For the price ($700-$3,000 now), I would recommend one or even two E5–2698 v4 CPUs engineering samples. That would be about $1,400 for 2x 20 cores at 2.2–3.6 GHz (or $700 for 20 cores). You may also try E5–2673 v4 qualification samples, one for about $1,000 (they also have 20 cores). E5–2673 v4 (QS) is one of the most powerful Intel CPU on the market, as they have increased clock rate versus their official releases (under another name), while costing only a fraction of the official release.
I use (not for kaggling) 2x E5–2690 v2 (2x 10 cores) and an i7–3930K (6 cores), and the performance difference is massive there when running (near-perfectly) parallelized tasks (up to 3x difference, like segregated xgboost training). However, my E5–2690 v2 is slower than a i7 6850K.
What you should think about both CPUs you compare:
- Singlethreaded performance for programs which cannot run multithreaded (like KNNs in scikit-learn)
- Linearity of multithreading performance for programs (do you hit diminishing returns?)
- Is heavily parallelized threading working properly on the programs you may want to use? (xgboost sometimes has issues on multi-CPU setups)
- Do you work with large enough data to not have parallelism spawning overhead issues? (for instance, on small data sets for xgboost, one single core can be 10x faster than a 20 thread xgboost)
Here is an example of multithreading performance in xgboost for a customized Bosch data set (1M rows, 500 features, pre-cached in memory), and notice the non-linearity (and going over the amount of physical cores for threading helps):
Note: if you intend to create virtual machines and allocate the most cores you can for your virtual environment, you may hit licensing issues with 16 cores (8 cores + hyperthreading).

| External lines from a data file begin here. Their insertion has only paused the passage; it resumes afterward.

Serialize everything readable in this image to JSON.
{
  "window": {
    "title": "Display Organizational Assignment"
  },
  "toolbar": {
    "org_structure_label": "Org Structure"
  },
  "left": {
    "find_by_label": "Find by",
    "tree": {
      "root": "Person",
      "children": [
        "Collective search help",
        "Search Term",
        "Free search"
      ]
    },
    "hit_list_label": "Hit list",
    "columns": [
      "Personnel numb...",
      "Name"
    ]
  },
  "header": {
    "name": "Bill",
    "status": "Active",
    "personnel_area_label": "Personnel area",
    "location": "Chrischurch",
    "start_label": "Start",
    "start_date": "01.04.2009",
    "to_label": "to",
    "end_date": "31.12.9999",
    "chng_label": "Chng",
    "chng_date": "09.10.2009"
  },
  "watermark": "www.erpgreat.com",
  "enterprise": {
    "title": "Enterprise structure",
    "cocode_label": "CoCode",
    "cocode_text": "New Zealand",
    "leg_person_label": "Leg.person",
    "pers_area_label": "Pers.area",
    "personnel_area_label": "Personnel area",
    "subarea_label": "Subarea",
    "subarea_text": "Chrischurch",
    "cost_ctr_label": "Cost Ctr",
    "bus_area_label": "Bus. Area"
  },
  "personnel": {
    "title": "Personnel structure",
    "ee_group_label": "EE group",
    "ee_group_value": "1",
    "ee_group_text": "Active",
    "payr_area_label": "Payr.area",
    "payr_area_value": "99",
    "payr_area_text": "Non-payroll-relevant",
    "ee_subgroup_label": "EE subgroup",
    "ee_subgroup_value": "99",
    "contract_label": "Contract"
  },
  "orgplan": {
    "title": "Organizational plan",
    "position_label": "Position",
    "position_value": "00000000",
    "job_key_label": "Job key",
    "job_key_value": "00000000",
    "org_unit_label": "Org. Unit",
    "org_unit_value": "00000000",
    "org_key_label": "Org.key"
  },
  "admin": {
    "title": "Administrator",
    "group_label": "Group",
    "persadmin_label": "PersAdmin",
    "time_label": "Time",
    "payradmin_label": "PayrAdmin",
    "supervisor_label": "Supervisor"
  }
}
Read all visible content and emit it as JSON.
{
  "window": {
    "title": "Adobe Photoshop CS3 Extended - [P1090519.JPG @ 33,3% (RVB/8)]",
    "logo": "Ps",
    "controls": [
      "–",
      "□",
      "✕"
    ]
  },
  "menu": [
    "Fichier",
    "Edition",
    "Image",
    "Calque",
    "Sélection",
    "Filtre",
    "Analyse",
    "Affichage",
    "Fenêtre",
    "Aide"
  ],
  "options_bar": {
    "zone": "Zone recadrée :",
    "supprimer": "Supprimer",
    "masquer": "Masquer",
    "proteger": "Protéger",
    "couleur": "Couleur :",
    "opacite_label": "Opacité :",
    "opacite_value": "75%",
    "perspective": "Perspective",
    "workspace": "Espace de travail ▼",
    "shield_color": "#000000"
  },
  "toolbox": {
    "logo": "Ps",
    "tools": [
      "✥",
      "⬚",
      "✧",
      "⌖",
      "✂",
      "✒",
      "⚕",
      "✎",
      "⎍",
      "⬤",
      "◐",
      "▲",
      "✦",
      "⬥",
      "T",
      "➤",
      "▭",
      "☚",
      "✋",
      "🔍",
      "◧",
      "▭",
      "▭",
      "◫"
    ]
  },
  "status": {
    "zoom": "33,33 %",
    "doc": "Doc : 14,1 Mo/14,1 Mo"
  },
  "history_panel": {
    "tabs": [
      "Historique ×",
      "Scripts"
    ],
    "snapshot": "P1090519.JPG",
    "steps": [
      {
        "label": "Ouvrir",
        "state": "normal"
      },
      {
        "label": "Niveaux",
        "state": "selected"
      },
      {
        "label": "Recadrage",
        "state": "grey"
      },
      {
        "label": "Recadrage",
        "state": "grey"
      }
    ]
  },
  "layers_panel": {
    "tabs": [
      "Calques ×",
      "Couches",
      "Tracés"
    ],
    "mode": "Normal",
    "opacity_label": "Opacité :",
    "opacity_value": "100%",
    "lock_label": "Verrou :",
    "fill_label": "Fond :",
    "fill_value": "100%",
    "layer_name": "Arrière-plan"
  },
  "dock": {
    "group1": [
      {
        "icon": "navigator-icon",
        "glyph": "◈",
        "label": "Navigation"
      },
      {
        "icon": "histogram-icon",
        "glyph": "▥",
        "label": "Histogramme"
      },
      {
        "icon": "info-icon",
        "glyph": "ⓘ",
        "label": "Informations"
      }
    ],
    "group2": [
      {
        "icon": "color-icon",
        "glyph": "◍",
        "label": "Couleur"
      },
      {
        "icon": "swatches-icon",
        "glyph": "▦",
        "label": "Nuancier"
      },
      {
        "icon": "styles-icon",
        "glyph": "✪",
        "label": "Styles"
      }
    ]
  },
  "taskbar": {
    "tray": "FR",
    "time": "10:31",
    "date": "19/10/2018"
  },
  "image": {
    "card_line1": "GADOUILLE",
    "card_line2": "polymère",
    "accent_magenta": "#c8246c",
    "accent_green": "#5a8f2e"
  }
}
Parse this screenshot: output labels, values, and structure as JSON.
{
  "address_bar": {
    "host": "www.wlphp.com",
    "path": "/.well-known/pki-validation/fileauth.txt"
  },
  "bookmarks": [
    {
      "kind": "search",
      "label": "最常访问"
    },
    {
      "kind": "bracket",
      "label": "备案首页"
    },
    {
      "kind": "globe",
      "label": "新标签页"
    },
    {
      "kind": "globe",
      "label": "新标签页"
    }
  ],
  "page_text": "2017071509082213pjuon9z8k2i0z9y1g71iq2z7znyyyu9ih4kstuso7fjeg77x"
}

If you want to test if it is worth switching to more threads instead of higher clock rate (by spending a bit of money), you can test some benchmarks on AWS in a C4 instance. It uses E5–2666 v3 CPUs (12 cores, 2.6–3.3 GHz), you would then just have to limit the threads used to 12 or 24. If you do not own a i7–6850K, you can look for E5–1650v3 servers and multiply the CPU benchmark results by 1.06–1.10 to approximately get the result of an i7–6850K. What will be optimal is the value you can see in adding more threads and the single threading performance, and only you can define it (is a 2X shorter learning speed worth spending 2X more? etc.).
If you intend just to have a powerful workstation, a E5–2673 v4 is literally overkill but for kaggling / machine learning it may be useful (but not for neural networks which requires GPU to speed up significantly). Even a i7 6850K is great already.